La sultane du désert agréa les talents de son esclave en levant la tête, en tendant le cou, en accusant son ivresse par la tranquillité de son attitude. Le Français songea soudain que, pour assassiner d’un seul coup cette farouche princesse, il fallait la poignarder dans la gorge, et il levait la lame, quand la panthère, rassasiée sans doute, se coucha gracieusement à ses pieds en jetant de temps en temps des regards où, malgré une rigueur native, se peignait confusément de la bienveillance. Le pauvre Provençal mangea ses dattes, en s’appuyant sur un des palmiers ; mais il lançait tour à tour un œil investigateur sur le désert pour y chercher des libérateurs, et sur sa terrible compagne pour en épier la clémence incertaine. La panthère regardait l’endroit où les noyaux de datte tombaient, chaque fois qu’il en jetait un, et ses yeux exprimaient alors une incroyable méfiance. Elle examinait le Français avec une prudence commerciale ; mais cet examen lui fut favorable, car lorsqu’il eut achevé son maigre repas, elle lui lécha ses souliers, et, d’une langue rude et forte, elle en enleva miraculeusement la poussière incrustée dans les plis.
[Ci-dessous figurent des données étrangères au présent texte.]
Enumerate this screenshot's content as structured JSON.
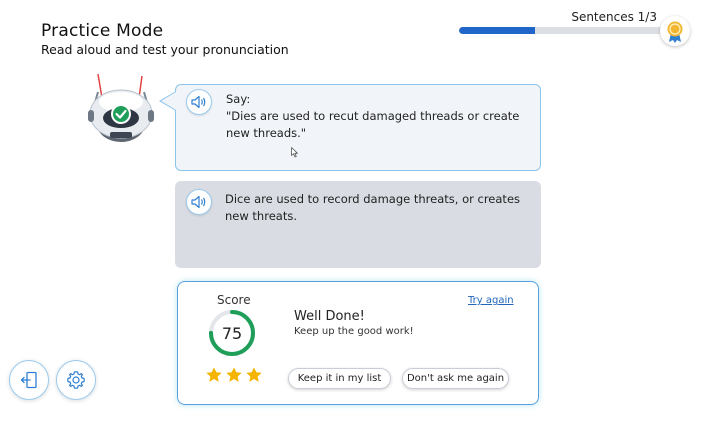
{
  "header": {
    "title": "Practice Mode",
    "subtitle": "Read aloud and test your pronunciation"
  },
  "progress": {
    "label": "Sentences 1/3",
    "current": 1,
    "total": 3,
    "fill_fraction": 0.36,
    "accent": "#1f66c8"
  },
  "prompt": {
    "say_label": "Say:",
    "sentence": "\"Dies are used to recut damaged threads or create new threads.\""
  },
  "response": {
    "transcript": "Dice are used to record damage threats, or creates new threats."
  },
  "result": {
    "score_label": "Score",
    "score": 75,
    "score_fraction": 0.75,
    "stars_earned": 3,
    "stars_total": 3,
    "headline": "Well Done!",
    "message": "Keep up the good work!",
    "try_again_label": "Try again",
    "keep_button_label": "Keep it in my list",
    "dont_ask_button_label": "Don't ask me again",
    "ring_color": "#1f9e5a",
    "star_color": "#f4b400"
  },
  "icons": {
    "speaker": "speaker-icon",
    "exit": "exit-icon",
    "settings": "gear-icon",
    "medal": "medal-icon",
    "robot": "robot-mascot-icon"
  }
}
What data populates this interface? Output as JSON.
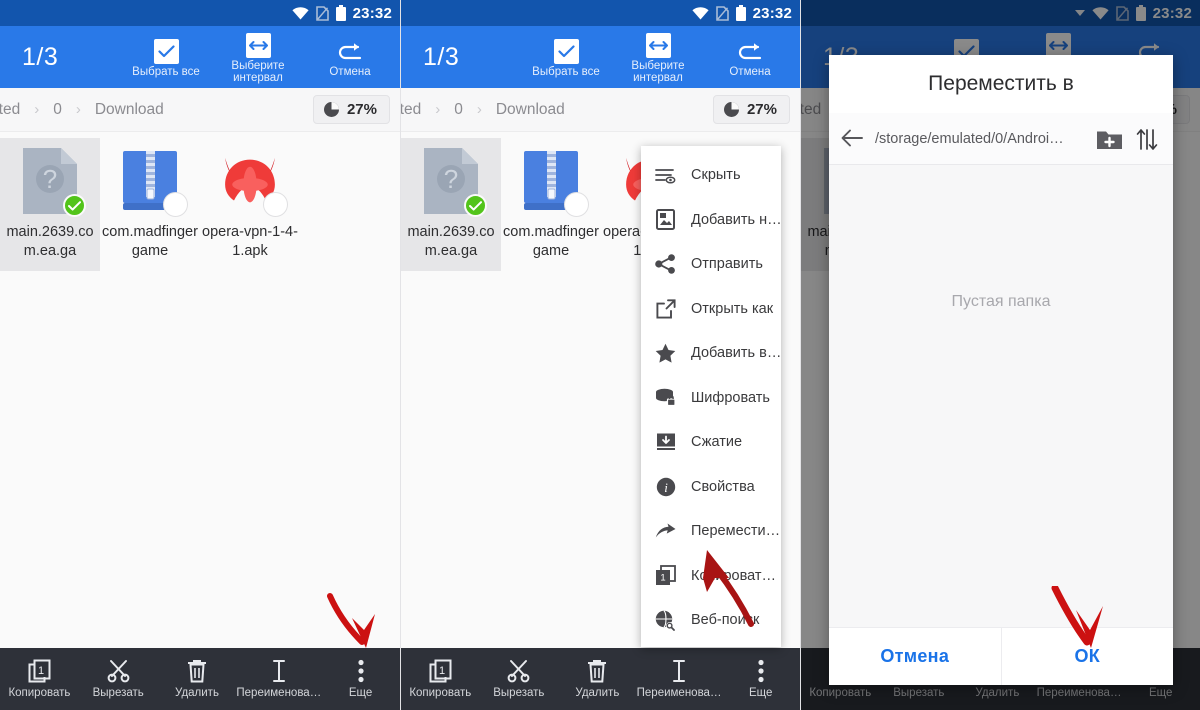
{
  "statusbar": {
    "time": "23:32",
    "icons": [
      "wifi-icon",
      "sim-card-icon",
      "battery-icon"
    ]
  },
  "actionbar": {
    "count": "1/3",
    "select_all": "Выбрать все",
    "select_range": "Выберите интервал",
    "cancel": "Отмена"
  },
  "breadcrumb": {
    "items": [
      "ulated",
      "0",
      "Download"
    ],
    "separator": "›",
    "storage_percent": "27%"
  },
  "files": [
    {
      "name": "main.2639.com.ea.ga",
      "icon": "unknown-file-icon",
      "selected": true,
      "badge": "checkmark-badge"
    },
    {
      "name": "com.madfingergame",
      "icon": "zip-archive-icon",
      "selected": false,
      "badge": "unselected-badge"
    },
    {
      "name": "opera-vpn-1-4-1.apk",
      "icon": "opera-vpn-apk-icon",
      "selected": false,
      "badge": "unselected-badge"
    }
  ],
  "bottombar": {
    "items": [
      {
        "label": "Копировать",
        "icon": "copy-icon"
      },
      {
        "label": "Вырезать",
        "icon": "scissors-icon"
      },
      {
        "label": "Удалить",
        "icon": "trash-icon"
      },
      {
        "label": "Переименова…",
        "icon": "text-cursor-icon"
      },
      {
        "label": "Еще",
        "icon": "overflow-dots-icon"
      }
    ]
  },
  "context_menu": {
    "items": [
      {
        "label": "Скрыть",
        "icon": "hide-icon"
      },
      {
        "label": "Добавить н…",
        "icon": "add-to-home-icon"
      },
      {
        "label": "Отправить",
        "icon": "share-icon"
      },
      {
        "label": "Открыть как",
        "icon": "open-as-icon"
      },
      {
        "label": "Добавить в…",
        "icon": "star-icon"
      },
      {
        "label": "Шифровать",
        "icon": "encrypt-icon"
      },
      {
        "label": "Сжатие",
        "icon": "compress-icon"
      },
      {
        "label": "Свойства",
        "icon": "info-icon"
      },
      {
        "label": "Перемести…",
        "icon": "move-arrow-icon"
      },
      {
        "label": "Копироват…",
        "icon": "copy-icon"
      },
      {
        "label": "Веб-поиск",
        "icon": "web-search-icon"
      }
    ]
  },
  "move_dialog": {
    "title": "Переместить в",
    "path": "/storage/emulated/0/Androi…",
    "back_icon": "back-arrow-icon",
    "new_folder_icon": "new-folder-icon",
    "sort_icon": "sort-icon",
    "empty_text": "Пустая папка",
    "cancel": "Отмена",
    "ok": "ОК"
  },
  "colors": {
    "status_bar": "#1255ad",
    "action_bar": "#2979e8",
    "bottom_bar": "#2e3139",
    "accent_link": "#1a73e8",
    "badge_green": "#52c41a",
    "arrow_red": "#cc1111",
    "zip_blue": "#4a80e0",
    "opera_red": "#ef3b39"
  }
}
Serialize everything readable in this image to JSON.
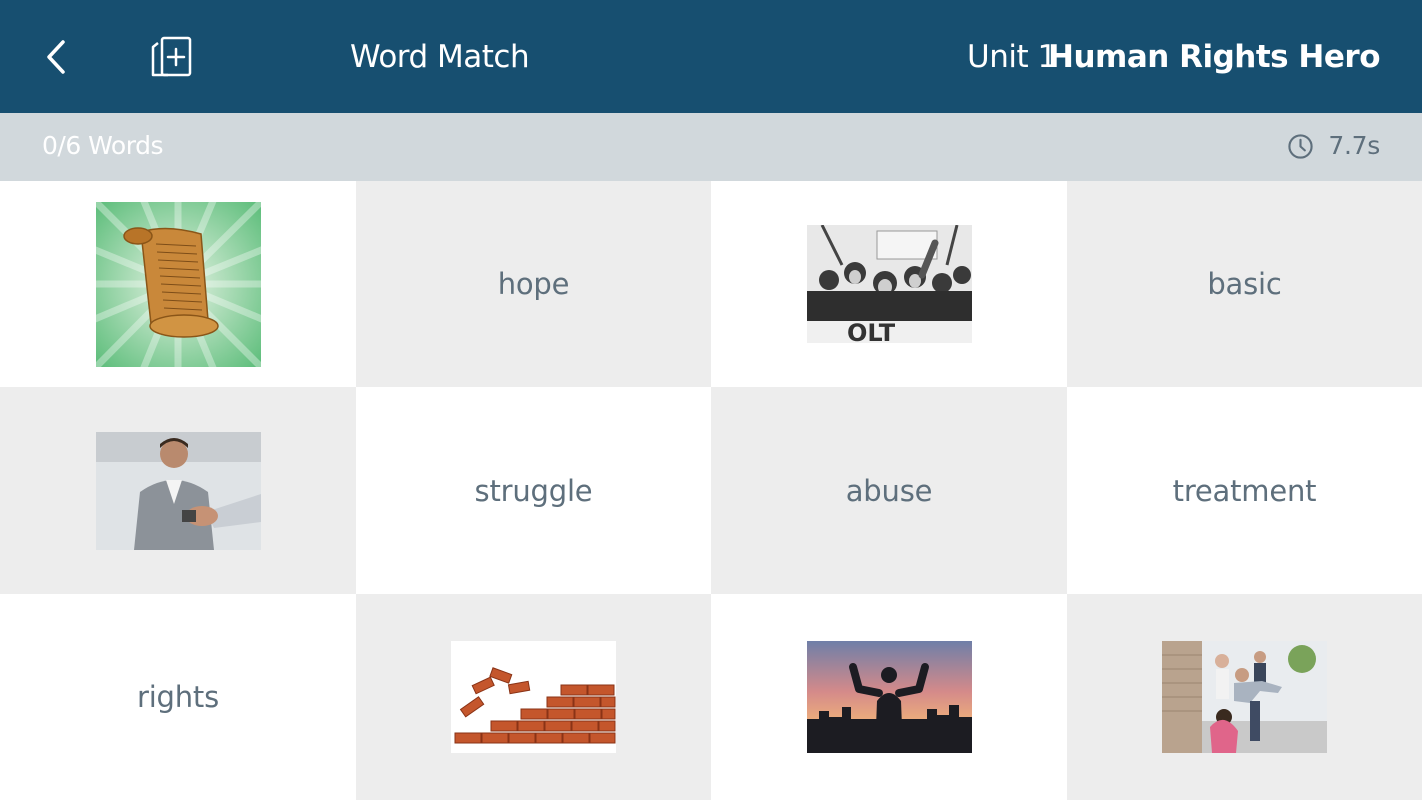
{
  "header": {
    "title": "Word Match",
    "unit": "Unit 1",
    "lesson": "Human Rights Hero"
  },
  "status": {
    "progress": "0/6 Words",
    "time": "7.7s"
  },
  "colors": {
    "header_bg": "#174f70",
    "subbar_bg": "#d1d8dc",
    "tile_white": "#ffffff",
    "tile_grey": "#ededed",
    "word_text": "#5e6f7c"
  },
  "tiles": [
    {
      "kind": "image",
      "icon": "scroll-document-image"
    },
    {
      "kind": "word",
      "text": "hope"
    },
    {
      "kind": "image",
      "icon": "protest-crowd-image"
    },
    {
      "kind": "word",
      "text": "basic"
    },
    {
      "kind": "image",
      "icon": "handshake-image"
    },
    {
      "kind": "word",
      "text": "struggle"
    },
    {
      "kind": "word",
      "text": "abuse"
    },
    {
      "kind": "word",
      "text": "treatment"
    },
    {
      "kind": "word",
      "text": "rights"
    },
    {
      "kind": "image",
      "icon": "bricks-image"
    },
    {
      "kind": "image",
      "icon": "silhouette-sunset-image"
    },
    {
      "kind": "image",
      "icon": "bullying-children-image"
    }
  ]
}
― Mais quand elle aura faim ?... pensa le Provençal. Malgré le frisson que lui causa son idée, le soldat se mit à mesurer curieusement les proportions de la panthère, certainement un des plus beaux individus de l’espèce, car elle avait trois pieds de hauteur et quatre pieds de longueur, sans y comprendre la queue. Cette arme puissante, ronde comme un gourdin, était haute de près de trois pieds. La tête, aussi grosse que celle d’une lionne, se distinguait par une rare expression de finesse ; la froide cruauté des tigres y dominait bien, mais il y avait aussi une vague ressemblance avec la physionomie d’une femme artificieuse. Enfin la figure de cette reine solitaire révélait en ce moment une sorte de gaieté semblable à celle de Néron ivre : elle s’était désaltérée dans le sang et voulait jouer. Le soldat essaya d’aller et de venir, la panthère le laissa libre, se contentant de le suivre des yeux, ressemblant ainsi moins à un chien fidèle qu’à un gros angora inquiet de tout, même des mouvements de son maître. Quand il se retourna, il aperçut du côté de la fontaine les restes de son cheval, la panthère en avait traîné jusque-là le cadavre. Les deux tiers environ étaient dévorés. Ce spectacle rassura le Français. Il lui fut facile alors d’expliquer l’absence de la panthère, et le respect qu’elle avait eu pour lui pendant son sommeil.